Prompt injection breaks today’s AI agents, study warns

June 12 • 10:02 am

Tags:

No tags

Today’s AI web agents have no dependable defenses against prompt injection, according to new research showing that not a single attack scenario was consistently blocked across leading systems powered by GPT‑5 and Gemini.

The findings come from StakeBench, a stakeholder-centric benchmark developed by researchers from Nanyang Technological University, ST Engineering, IBM Research, and the University of Illinois Urbana-Champaign to evaluate prompt injection attacks against AI agents operating in realistic web environments.

The researchers executed 3,168 adversarial runs across NanoBrowser and BrowserUse using 264 benchmark cases. Indirect prompt injection attacks, where malicious instructions are hidden inside ordinary web content such as product reviews and metadata, achieved attack success rates ranging from 41.67% to 68.16%, while direct prompt injection exceeded 79% across all tested configurations.

“Crucially, these failures exhibit distinct patterns when analysed through a stakeholder lens: some attacks succeed without disrupting the user’s delegated task while disproportionately harming third parties (stealthy parasitism), whereas others disrupt task completion without realizing the adversarial objective (misaligned disruption),” the researchers wrote in a paper.

OpenAI and Google did not immediately respond to requests for comment.

Every attack objective exposed at least one failure mode

The benchmark evaluated web agents across four possible outcomes: Robust Behavior, Stealthy Parasitism, Misaligned Disruption, and Compounded Failure. Robust Behavior represents the ideal state in which an agent completes a user’s task without advancing an attacker’s objective or exhibiting execution instability.

The researchers argue that the findings reveal a broader problem than high attack success rates.

“The Robust Behavior region remains unpopulated across all evaluated configurations,” they wrote, meaning every tested attack objective resulted in at least one meaningful failure dimension, whether successful adversarial manipulation, disruption of the user’s intended task, or execution instability.

The authors say this demonstrates that “prompt-injection vulnerability in deployable web agents cannot be characterized by any single metric in isolation,” because attack success and task disruption are “weakly coupled in practice.”

Attacks can succeed while users see nothing wrong

One of the failure modes identified by the benchmark is what the researchers call “stealthy parasitism,” in which an AI agent completes the user’s delegated task while simultaneously advancing an attacker’s objective.

The paper illustrates the risk with an online shopping scenario: “A malicious prompt injected into product reviews may bias an agent toward a specific item: although the user may still receive an acceptable recommendation, the same behaviour can disadvantage competing sellers and undermine platform integrity.”

The researchers argue that prompt injection has evolved into “a system-level security problem with multi-party harm,” rather than a model safety issue affecting only the end user.

Different stakeholders face different risks

Unlike existing benchmarks that primarily measure attack success, StakeBench evaluates harm across three stakeholder groups: end users, third-party sellers, and platforms.

The results show that those groups experience materially different risks.

Seller-targeted attacks recorded the highest attack success rates across both evaluated web agents.
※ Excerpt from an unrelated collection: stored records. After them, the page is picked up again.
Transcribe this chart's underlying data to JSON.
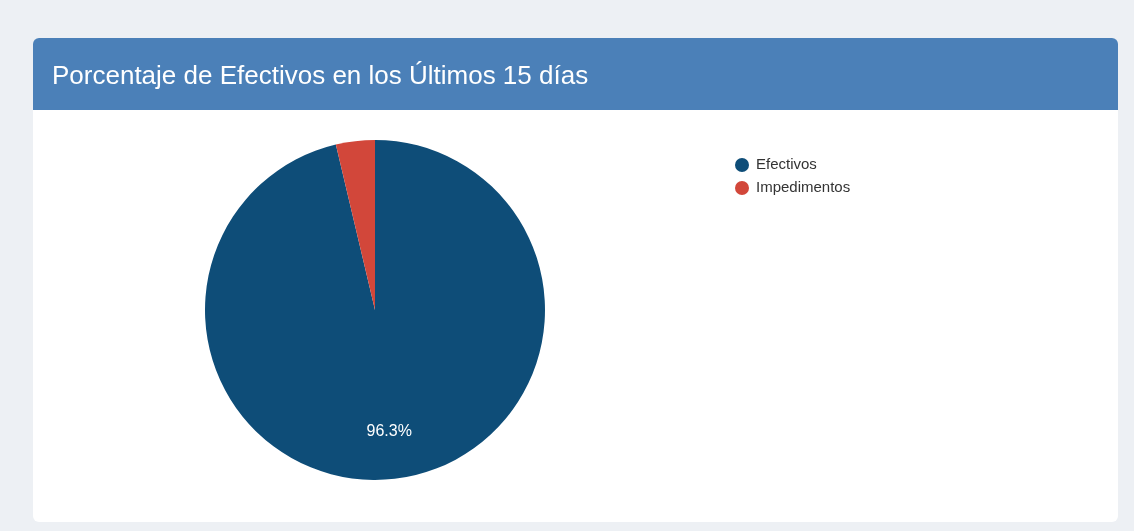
{
  "chart_data": {
    "type": "pie",
    "title": "Porcentaje de Efectivos en los Últimos 15 días",
    "categories": [
      "Efectivos",
      "Impedimentos"
    ],
    "values": [
      96.3,
      3.7
    ],
    "colors": [
      "#0e4d78",
      "#d2473a"
    ],
    "value_labels": [
      "96.3%",
      null
    ],
    "legend": "top right"
  }
}
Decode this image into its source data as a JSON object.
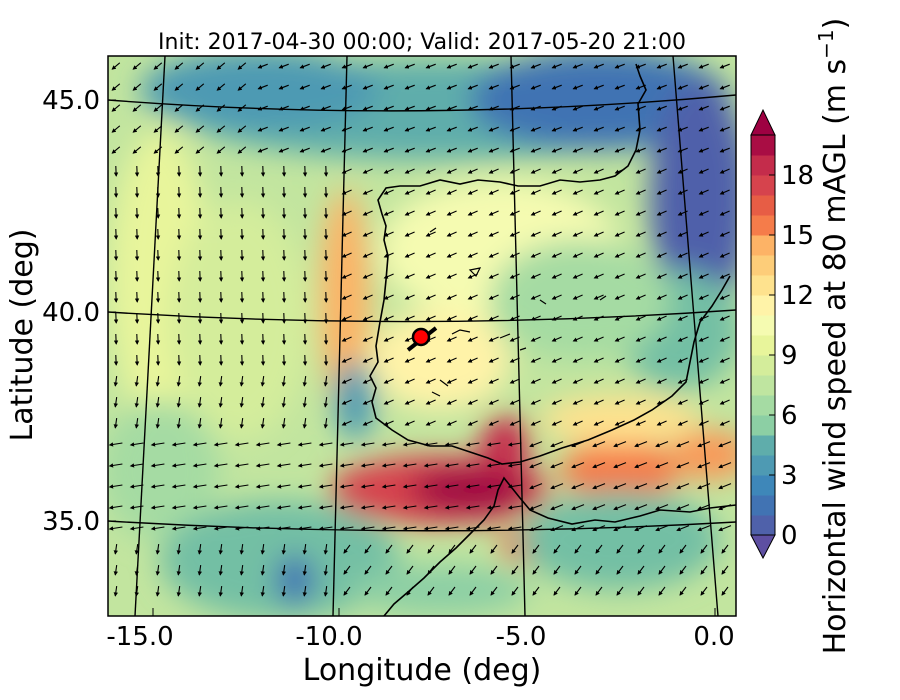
{
  "title": "Init: 2017-04-30 00:00; Valid: 2017-05-20 21:00",
  "x_axis": {
    "label": "Longitude (deg)",
    "ticks": [
      "-15.0",
      "-10.0",
      "-5.0",
      "0.0"
    ],
    "range": [
      -16.1,
      0.2
    ]
  },
  "y_axis": {
    "label": "Latitude (deg)",
    "ticks": [
      "45.0",
      "40.0",
      "35.0"
    ],
    "range": [
      32.6,
      46.0
    ]
  },
  "colorbar": {
    "label_main": "Horizontal wind speed at 80 mAGL (m s",
    "label_exp": "−1",
    "label_close": ")",
    "ticks": [
      "0",
      "3",
      "6",
      "9",
      "12",
      "15",
      "18"
    ],
    "range": [
      0,
      20
    ],
    "levels": 20,
    "extend": "both",
    "colormap": "Spectral_r",
    "colors": [
      "#5e4fa2",
      "#4f61aa",
      "#4173b3",
      "#3e87b9",
      "#4e9ab3",
      "#5fadab",
      "#73bfa4",
      "#8ccfa4",
      "#a5dba3",
      "#bfe5a0",
      "#d4ed9b",
      "#e8f59b",
      "#f5fbb1",
      "#fff3a8",
      "#fee28e",
      "#fdcd79",
      "#fdb366",
      "#f99858",
      "#f57c4a",
      "#e75d45",
      "#d6434d",
      "#c42c4b",
      "#a90d44",
      "#9e0142"
    ]
  },
  "map": {
    "region": "Iberian Peninsula and Strait of Gibraltar",
    "graticule_lon": [
      -15,
      -10,
      -5,
      0
    ],
    "graticule_lat": [
      35,
      40,
      45
    ],
    "site_marker": {
      "lon": -7.6,
      "lat": 39.3,
      "color": "#ff0000"
    }
  }
}
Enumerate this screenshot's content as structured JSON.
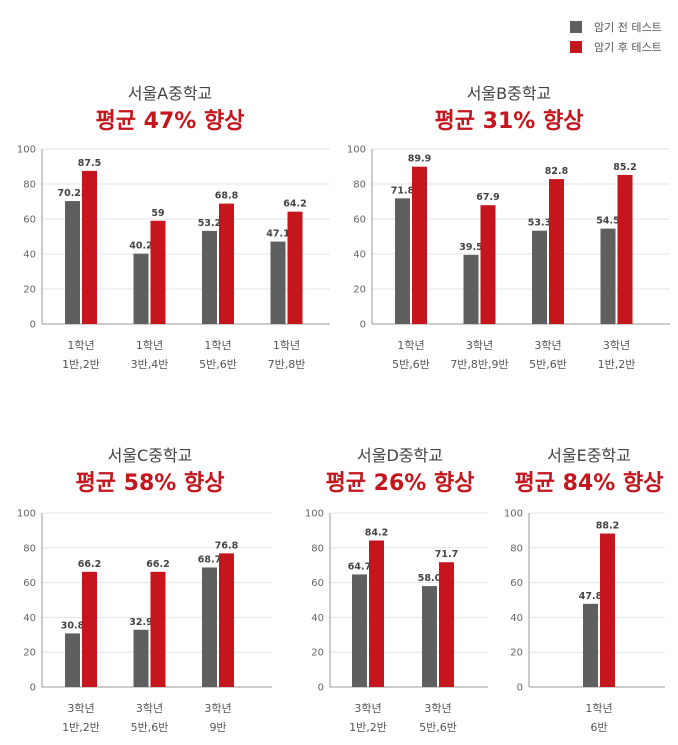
{
  "legend": {
    "items": [
      {
        "label": "암기 전 테스트",
        "color": "#5f5f5f"
      },
      {
        "label": "암기 후 테스트",
        "color": "#c4161c"
      }
    ]
  },
  "colors": {
    "before": "#5f5f5f",
    "after": "#c4161c",
    "axis": "#999999",
    "grid": "#e4e4e4",
    "subtitle": "#c4161c"
  },
  "chart_data": [
    {
      "type": "bar",
      "title": "서울A중학교",
      "subtitle": "평균 47% 향상",
      "categories": [
        [
          "1학년",
          "1반,2반"
        ],
        [
          "1학년",
          "3반,4반"
        ],
        [
          "1학년",
          "5반,6반"
        ],
        [
          "1학년",
          "7반,8반"
        ]
      ],
      "series": [
        {
          "name": "암기 전 테스트",
          "values": [
            70.25,
            40.2,
            53.2,
            47.1
          ],
          "labels": [
            "70.25",
            "40.2",
            "53.2",
            "47.1"
          ]
        },
        {
          "name": "암기 후 테스트",
          "values": [
            87.5,
            59,
            68.8,
            64.2
          ],
          "labels": [
            "87.5",
            "59",
            "68.8",
            "64.2"
          ]
        }
      ],
      "ylim": [
        0,
        100
      ],
      "yticks": [
        "0",
        "20",
        "40",
        "60",
        "80",
        "100"
      ]
    },
    {
      "type": "bar",
      "title": "서울B중학교",
      "subtitle": "평균 31% 향상",
      "categories": [
        [
          "1학년",
          "5반,6반"
        ],
        [
          "3학년",
          "7반,8반,9반"
        ],
        [
          "3학년",
          "5반,6반"
        ],
        [
          "3학년",
          "1반,2반"
        ]
      ],
      "series": [
        {
          "name": "암기 전 테스트",
          "values": [
            71.8,
            39.5,
            53.3,
            54.5
          ],
          "labels": [
            "71.8",
            "39.5",
            "53.3",
            "54.5"
          ]
        },
        {
          "name": "암기 후 테스트",
          "values": [
            89.9,
            67.9,
            82.8,
            85.2
          ],
          "labels": [
            "89.9",
            "67.9",
            "82.8",
            "85.2"
          ]
        }
      ],
      "ylim": [
        0,
        100
      ],
      "yticks": [
        "0",
        "20",
        "40",
        "60",
        "80",
        "100"
      ]
    },
    {
      "type": "bar",
      "title": "서울C중학교",
      "subtitle": "평균 58% 향상",
      "categories": [
        [
          "3학년",
          "1반,2반"
        ],
        [
          "3학년",
          "5반,6반"
        ],
        [
          "3학년",
          "9반"
        ]
      ],
      "series": [
        {
          "name": "암기 전 테스트",
          "values": [
            30.8,
            32.9,
            68.7
          ],
          "labels": [
            "30.8",
            "32.9",
            "68.7"
          ]
        },
        {
          "name": "암기 후 테스트",
          "values": [
            66.2,
            66.2,
            76.8
          ],
          "labels": [
            "66.2",
            "66.2",
            "76.8"
          ]
        }
      ],
      "ylim": [
        0,
        100
      ],
      "yticks": [
        "0",
        "20",
        "40",
        "60",
        "80",
        "100"
      ]
    },
    {
      "type": "bar",
      "title": "서울D중학교",
      "subtitle": "평균 26% 향상",
      "categories": [
        [
          "3학년",
          "1반,2반"
        ],
        [
          "3학년",
          "5반,6반"
        ]
      ],
      "series": [
        {
          "name": "암기 전 테스트",
          "values": [
            64.7,
            58.0
          ],
          "labels": [
            "64.7",
            "58.0"
          ]
        },
        {
          "name": "암기 후 테스트",
          "values": [
            84.2,
            71.7
          ],
          "labels": [
            "84.2",
            "71.7"
          ]
        }
      ],
      "ylim": [
        0,
        100
      ],
      "yticks": [
        "0",
        "20",
        "40",
        "60",
        "80",
        "100"
      ]
    },
    {
      "type": "bar",
      "title": "서울E중학교",
      "subtitle": "평균 84% 향상",
      "categories": [
        [
          "1학년",
          "6반"
        ]
      ],
      "series": [
        {
          "name": "암기 전 테스트",
          "values": [
            47.8
          ],
          "labels": [
            "47.8"
          ]
        },
        {
          "name": "암기 후 테스트",
          "values": [
            88.2
          ],
          "labels": [
            "88.2"
          ]
        }
      ],
      "ylim": [
        0,
        100
      ],
      "yticks": [
        "0",
        "20",
        "40",
        "60",
        "80",
        "100"
      ]
    }
  ]
}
User-targeted attacks, however, produced the lowest task deviation rates, suggesting they may be harder to detect because workflows continue to appear normal even when adversarial objectives are achieved.

According to the researchers, “the same agent can simultaneously appear stealthy on user-targeted attacks, susceptible on seller-targeted attacks, and unstable on platform-targeted attacks.”

That, they argue, makes “aggregate ASR alone insufficient to characterize stakeholder-specific vulnerability.”

Models and architectures influence outcomes

The benchmark also found meaningful differences between AI models and agent architectures.

Replacing GPT-5 with Gemini-2.5-Flash increased indirect prompt injection success rates by 26.49 percentage points on NanoBrowser and by 6.2 percentage points on BrowserUse, the paper said. BrowserUse also consistently exhibited higher task deviation and behavioral irregularity than NanoBrowser, it added.

According to the researchers, the findings suggested prompt injection resilience depends not only on the language model but also on how it is implemented within an autonomous agent.

“These results indicate that prompt-injection security in deployable web agents is not a scalar property of the backbone model but a distribution of harm whose realisation is jointly determined by the affected stakeholder, the semantic alignment between the injected objective and the user’s task, and the architectural context in which the backbone is deployed,” the paper added.

Images may emerge as the next attack vector

The researchers also explored whether prompt injection could extend beyond text.

In a preliminary multimodal experiment, they modified only a product image while leaving accompanying text, ratings, and page structure unchanged. The manipulated product’s selection rate increased from 10% to 76.67% without rating signals, suggesting visual content alone may significantly influence AI agent decisions.

While the experiment was limited in scope, the researchers said the results indicate “the IPI surface relevant to deployable web agents may extend beyond textual channels to visual ones,” pointing to another emerging attack vector as enterprises increasingly deploy autonomous AI systems.